Jérôme Fourquet : Il était intéressant de voir que DLF s'appelait Debout la République il y a encore quelques années pour devenir Debout la France en 2014, en mettant donc la thématique nationale au cœur, en lieu et place de la thématique républicaine. Manifestement, ce changement sémantique a été complètement validé par son électorat qui est beaucoup plus polarisé la-dessus. On voit la traduction d'un aggiornamento, du logiciel de Nicolas Dupont Aignan, qui se réfère un peu moins au gaullisme social et au séguinisme, auquel cas la thématique républicaine continuerait d'irriguer ce discours, et qui se positionne davantage aujourd'hui sur la thématique de l'identité nationale. Il est ici en osmose avec son électorat quand l'électorat du RN - majoritairement plus sensible à la question de l'identité nationale, mais avec une thématique républicaine qui a été injectée dans le discours du RN, notamment du temps de Florian Philippot. Même si cela n'est pas le discours majoritaire et central mais on voit que cela touche quand même une partie de son public. 

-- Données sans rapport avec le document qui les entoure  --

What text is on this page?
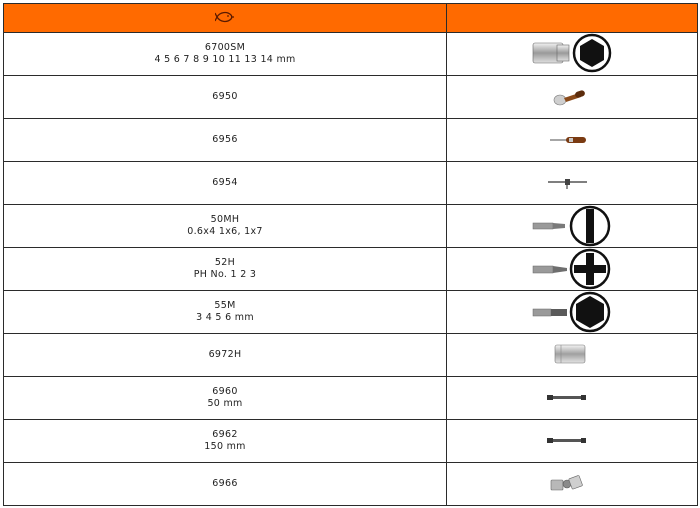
6700SM
4 5 6 7 8 9 10 11 13 14 mm

6950

6956

6954

50MH
0.6x4 1x6, 1x7

52H
PH No. 1 2 3

55M
3 4 5 6 mm

6972H

6960
50 mm

6962
150 mm

6966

Maxime Tandonnet : Ce n'est pas une affaire de situation plus ou moins à droite sur l'échiquier politique mais plutôt de différence de sensibilité. Il faudrait voir quelle est l'interprétation de ces termes. Il me semble que la Nation, l'indépendance et sa souveraineté sont les notions clés de l'engagement en faveur de Debout la France surtout au regard de la critique de la supranationalité. Pour certains électeurs potentiels de RN, les préoccupations centrales sont peut-être davantage tournées vers l'intérieur, et notamment la crainte de l'immigration et de la désintégration de la société par le multiculturalisme. Le mot République, tel qu'interprété par une partie des électeurs RN, sera compris comme une antidote à la diversification de la société – l'indivisibilité de la République ou la laïcité contre le morcellement. Ces valeurs républicaines ne seront sans doute pas comprises dans le même sens par des sympathisants socialistes ou LREM qui mettront au contraire l'accent sur les principes d'égalité des droits et la non-discrimination. Cela dit, alors que la vie politique ne cesse de sombrer dans le grand spectacle narcissique, de l'extrême gauche à l'extrême droite,  avec l'obsession de gagner ou des préserver des prébendes, l'immense majorité des Français ne se retrouve dans aucune personnalité publique ni aucun parti pour incarner les principes de la res publica, la chose publique ou le bien commun de la nation, plutôt que des intérêts particuliers, électoraux, partisans ou sectaires. C'est bien là qu'est l'essentiel.